In their comments about Joseph’s winning work, judges said: “The craftsmanship applied to each piece sparks the imagination \and encourages further study of the subjects depicted.”
They described the pillar structures as appearing “gravity-defying”, looking “ready to topple over”, while praising his technical ability.
“Each piece is carefully constructed, intricately carved and timeless,” they said, concluding: “The dark Kilkenny plinths provide the perfect contrast to the limestone pieces that will continue to bring pleasure to those fortunate enough to visit these grounds.”
Joseph, 33, was pleased with the award and comments, describing the triumph as a “surprise” after his previous Highly Commended accolade.
“It’s a bit of an addiction, really,” says Joseph, when speaking about his love of the craft. “I’ve always been interested in making things since I was very young. I suppose it’s part of my nature, that I really enjoy to make things.
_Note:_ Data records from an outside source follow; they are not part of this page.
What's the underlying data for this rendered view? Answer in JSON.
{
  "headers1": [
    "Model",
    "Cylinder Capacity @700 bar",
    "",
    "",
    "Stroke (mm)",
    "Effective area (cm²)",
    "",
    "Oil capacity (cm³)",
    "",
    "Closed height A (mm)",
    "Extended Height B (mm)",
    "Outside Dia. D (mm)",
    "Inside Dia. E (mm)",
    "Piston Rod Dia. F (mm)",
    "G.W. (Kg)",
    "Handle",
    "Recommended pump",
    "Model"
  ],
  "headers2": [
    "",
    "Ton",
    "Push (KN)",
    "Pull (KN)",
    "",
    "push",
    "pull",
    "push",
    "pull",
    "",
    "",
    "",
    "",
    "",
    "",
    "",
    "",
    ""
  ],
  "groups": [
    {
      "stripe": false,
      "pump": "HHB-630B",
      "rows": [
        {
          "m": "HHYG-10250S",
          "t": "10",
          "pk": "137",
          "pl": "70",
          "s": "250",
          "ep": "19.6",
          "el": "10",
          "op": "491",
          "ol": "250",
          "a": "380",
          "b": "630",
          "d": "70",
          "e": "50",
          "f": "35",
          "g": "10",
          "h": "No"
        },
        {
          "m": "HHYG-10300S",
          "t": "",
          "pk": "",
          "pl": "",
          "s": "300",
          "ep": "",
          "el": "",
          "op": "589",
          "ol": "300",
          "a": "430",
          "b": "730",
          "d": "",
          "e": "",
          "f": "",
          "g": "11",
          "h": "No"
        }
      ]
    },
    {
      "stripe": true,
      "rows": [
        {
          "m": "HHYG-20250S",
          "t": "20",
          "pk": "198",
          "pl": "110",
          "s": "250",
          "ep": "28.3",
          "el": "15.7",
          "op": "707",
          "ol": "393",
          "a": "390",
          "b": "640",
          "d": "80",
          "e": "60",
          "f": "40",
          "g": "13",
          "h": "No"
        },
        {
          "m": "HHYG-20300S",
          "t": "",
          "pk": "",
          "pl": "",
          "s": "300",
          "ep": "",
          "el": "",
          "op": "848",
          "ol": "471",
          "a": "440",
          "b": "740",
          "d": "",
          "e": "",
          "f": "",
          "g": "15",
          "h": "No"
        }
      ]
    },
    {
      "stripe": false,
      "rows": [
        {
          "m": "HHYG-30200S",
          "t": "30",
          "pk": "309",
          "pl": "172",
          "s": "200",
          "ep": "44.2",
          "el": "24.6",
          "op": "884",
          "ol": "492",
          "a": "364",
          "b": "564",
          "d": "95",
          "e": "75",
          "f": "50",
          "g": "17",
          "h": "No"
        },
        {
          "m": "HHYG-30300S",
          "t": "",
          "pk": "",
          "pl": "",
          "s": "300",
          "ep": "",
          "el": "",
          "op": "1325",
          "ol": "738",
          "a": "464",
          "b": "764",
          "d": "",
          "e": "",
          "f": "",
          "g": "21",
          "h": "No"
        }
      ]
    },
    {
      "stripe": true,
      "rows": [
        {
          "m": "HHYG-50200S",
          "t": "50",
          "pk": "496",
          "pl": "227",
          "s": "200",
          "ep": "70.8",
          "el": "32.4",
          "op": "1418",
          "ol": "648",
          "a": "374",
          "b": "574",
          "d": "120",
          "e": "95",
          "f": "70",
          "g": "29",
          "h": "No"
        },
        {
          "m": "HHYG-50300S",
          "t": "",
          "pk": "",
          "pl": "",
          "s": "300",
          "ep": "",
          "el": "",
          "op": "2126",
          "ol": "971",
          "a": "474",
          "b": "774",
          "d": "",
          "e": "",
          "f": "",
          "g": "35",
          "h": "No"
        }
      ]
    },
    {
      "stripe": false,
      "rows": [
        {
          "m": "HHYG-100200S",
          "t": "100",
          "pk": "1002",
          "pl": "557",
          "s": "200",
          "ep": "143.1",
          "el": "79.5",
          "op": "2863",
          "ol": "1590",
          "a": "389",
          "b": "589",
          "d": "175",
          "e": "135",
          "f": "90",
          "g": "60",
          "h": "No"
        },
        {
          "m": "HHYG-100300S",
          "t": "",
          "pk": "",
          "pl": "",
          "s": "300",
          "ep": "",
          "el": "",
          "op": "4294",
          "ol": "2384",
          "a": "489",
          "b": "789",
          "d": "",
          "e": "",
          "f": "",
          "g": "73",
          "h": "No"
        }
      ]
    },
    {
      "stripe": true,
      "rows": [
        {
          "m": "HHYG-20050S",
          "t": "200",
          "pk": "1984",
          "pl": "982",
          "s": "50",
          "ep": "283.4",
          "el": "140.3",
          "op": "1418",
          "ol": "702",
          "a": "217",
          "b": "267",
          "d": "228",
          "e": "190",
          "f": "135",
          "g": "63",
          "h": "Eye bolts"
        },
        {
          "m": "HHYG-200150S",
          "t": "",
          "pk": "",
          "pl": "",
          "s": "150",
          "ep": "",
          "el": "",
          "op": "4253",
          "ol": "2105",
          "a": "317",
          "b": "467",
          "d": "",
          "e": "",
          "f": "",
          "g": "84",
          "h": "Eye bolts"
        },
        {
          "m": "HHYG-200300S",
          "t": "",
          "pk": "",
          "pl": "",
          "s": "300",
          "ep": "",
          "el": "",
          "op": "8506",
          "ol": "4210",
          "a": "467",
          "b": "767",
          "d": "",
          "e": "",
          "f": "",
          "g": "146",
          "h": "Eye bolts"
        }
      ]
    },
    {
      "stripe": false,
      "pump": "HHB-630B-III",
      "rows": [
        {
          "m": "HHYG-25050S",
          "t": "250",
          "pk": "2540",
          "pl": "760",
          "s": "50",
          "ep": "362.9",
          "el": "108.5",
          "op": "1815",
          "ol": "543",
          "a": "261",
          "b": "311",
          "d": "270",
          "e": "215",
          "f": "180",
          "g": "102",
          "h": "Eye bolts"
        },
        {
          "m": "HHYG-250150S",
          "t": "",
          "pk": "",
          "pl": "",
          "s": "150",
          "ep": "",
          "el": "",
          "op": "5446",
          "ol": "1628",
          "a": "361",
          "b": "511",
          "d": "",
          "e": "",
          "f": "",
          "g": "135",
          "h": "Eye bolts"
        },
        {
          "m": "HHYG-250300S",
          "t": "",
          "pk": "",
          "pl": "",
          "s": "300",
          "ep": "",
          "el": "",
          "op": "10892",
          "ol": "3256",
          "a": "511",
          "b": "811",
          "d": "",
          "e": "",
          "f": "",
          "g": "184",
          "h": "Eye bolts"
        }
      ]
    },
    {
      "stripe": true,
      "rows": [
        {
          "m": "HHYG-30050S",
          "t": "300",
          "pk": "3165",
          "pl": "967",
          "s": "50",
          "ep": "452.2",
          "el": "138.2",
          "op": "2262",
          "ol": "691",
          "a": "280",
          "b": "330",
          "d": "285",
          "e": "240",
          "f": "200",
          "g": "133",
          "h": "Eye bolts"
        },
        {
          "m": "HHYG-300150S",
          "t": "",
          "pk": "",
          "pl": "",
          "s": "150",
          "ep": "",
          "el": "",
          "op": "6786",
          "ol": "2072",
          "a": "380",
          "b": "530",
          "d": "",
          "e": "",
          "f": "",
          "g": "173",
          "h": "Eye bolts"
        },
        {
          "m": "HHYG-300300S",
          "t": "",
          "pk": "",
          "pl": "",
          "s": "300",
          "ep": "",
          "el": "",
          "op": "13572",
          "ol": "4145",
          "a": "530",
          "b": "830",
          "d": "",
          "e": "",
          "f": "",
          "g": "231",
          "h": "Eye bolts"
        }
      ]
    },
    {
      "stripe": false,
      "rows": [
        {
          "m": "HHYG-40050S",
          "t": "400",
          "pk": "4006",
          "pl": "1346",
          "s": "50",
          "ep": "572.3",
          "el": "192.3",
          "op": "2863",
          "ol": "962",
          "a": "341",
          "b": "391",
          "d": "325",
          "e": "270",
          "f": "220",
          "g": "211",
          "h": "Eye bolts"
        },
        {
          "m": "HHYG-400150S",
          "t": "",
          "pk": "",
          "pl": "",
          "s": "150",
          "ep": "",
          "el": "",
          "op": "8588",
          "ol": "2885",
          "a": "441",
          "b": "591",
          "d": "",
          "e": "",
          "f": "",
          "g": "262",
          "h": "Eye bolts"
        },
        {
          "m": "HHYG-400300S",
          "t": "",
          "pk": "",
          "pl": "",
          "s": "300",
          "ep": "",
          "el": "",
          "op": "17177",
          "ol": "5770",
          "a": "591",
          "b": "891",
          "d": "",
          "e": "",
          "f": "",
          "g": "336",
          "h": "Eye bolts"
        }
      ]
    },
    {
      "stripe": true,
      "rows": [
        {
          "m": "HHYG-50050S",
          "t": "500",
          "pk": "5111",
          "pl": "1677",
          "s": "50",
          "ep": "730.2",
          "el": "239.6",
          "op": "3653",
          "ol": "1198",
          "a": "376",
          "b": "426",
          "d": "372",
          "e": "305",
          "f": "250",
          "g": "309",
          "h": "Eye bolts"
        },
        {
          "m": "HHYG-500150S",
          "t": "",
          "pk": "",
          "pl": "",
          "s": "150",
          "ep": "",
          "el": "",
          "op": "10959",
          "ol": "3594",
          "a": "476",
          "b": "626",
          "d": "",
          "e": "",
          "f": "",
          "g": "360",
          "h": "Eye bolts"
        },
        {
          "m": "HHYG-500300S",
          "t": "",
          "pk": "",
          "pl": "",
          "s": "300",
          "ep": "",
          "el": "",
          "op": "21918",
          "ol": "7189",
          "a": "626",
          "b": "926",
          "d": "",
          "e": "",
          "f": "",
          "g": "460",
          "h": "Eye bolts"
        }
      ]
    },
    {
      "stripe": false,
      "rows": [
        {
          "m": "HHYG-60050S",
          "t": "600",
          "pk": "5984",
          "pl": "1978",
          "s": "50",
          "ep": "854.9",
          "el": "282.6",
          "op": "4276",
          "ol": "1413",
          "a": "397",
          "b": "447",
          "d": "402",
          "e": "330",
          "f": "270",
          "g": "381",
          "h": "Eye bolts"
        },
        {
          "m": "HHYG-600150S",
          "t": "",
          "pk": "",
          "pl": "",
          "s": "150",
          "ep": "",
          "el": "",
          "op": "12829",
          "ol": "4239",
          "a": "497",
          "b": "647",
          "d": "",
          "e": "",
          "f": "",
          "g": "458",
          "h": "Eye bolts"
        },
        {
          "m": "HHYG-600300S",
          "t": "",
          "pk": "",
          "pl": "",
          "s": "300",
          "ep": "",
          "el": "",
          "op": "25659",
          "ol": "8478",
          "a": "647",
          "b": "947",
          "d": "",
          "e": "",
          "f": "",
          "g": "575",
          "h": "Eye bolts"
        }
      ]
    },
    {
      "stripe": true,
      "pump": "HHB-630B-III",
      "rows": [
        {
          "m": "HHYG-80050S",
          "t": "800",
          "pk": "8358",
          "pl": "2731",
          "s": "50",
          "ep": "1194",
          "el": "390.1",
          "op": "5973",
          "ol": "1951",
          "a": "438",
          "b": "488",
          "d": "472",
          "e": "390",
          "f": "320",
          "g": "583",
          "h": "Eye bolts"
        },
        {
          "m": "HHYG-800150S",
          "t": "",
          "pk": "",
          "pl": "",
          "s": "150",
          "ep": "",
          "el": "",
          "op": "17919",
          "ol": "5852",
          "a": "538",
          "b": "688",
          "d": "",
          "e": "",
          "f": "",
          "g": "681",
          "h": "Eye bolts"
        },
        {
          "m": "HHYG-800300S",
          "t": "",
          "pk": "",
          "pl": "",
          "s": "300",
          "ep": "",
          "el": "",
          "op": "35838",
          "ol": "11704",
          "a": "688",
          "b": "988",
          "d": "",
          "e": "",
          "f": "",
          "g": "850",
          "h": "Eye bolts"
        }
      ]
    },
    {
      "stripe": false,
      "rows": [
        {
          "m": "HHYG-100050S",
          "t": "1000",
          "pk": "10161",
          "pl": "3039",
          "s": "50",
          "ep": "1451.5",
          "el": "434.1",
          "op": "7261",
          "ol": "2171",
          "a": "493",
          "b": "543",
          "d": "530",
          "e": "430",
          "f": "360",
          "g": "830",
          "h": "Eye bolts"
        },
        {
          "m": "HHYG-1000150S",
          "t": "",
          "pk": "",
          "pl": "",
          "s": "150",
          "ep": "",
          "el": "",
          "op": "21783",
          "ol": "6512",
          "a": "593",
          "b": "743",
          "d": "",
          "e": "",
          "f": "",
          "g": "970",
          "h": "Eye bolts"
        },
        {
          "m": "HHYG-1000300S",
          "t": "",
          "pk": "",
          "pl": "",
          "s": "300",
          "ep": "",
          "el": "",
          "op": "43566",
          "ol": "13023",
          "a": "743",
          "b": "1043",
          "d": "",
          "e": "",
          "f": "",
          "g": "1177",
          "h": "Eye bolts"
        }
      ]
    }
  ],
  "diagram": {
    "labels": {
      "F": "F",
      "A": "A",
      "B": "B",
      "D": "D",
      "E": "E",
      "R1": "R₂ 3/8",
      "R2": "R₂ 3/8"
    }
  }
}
It’s just a lifelong passion, really. It keeps me interested because it’s so challenging, and there are lots of thing I want to do and want to make.”
As well as a stone carver, Joseph is a bronze sculptor based at the King Street workshops, Pateley Bridge, North Yorkshire.
Now living in Gargrave, he is originally from Silsden, West Yorkshire.
He studied art and sculpture in the sixth form at South Craven School and trained as a stonemason at York College before setting up his sculpting business in 2012, undertaking numerous private commissions.
He is married to wife Kimberley, with whom he has a 16-month-old child, Polly.
And he hopes this award will be another feather in the cap for his business, though he has been able to find work steadily during the pandemic.
Another piece of work, Cromer War Memorial in Norfolk, was also named a winner in the carving, lettering and sculpture category after Cliveden Conservation cleaned up the town’s sculpture.
The Natural Stone Awards is a biennial event set up to celebrate the “best and brightest of natural stone construction projects from across the industry,” according to the Federation. Each year, hundreds of projects from across the UK are submitted into the different categories.
Joseph’s portrait of James Butler RA was also awarded the Tiranti prize for best work by a sculptor aged 30 or under at the Society of Portrait Sculptors Face exhibition in 2018.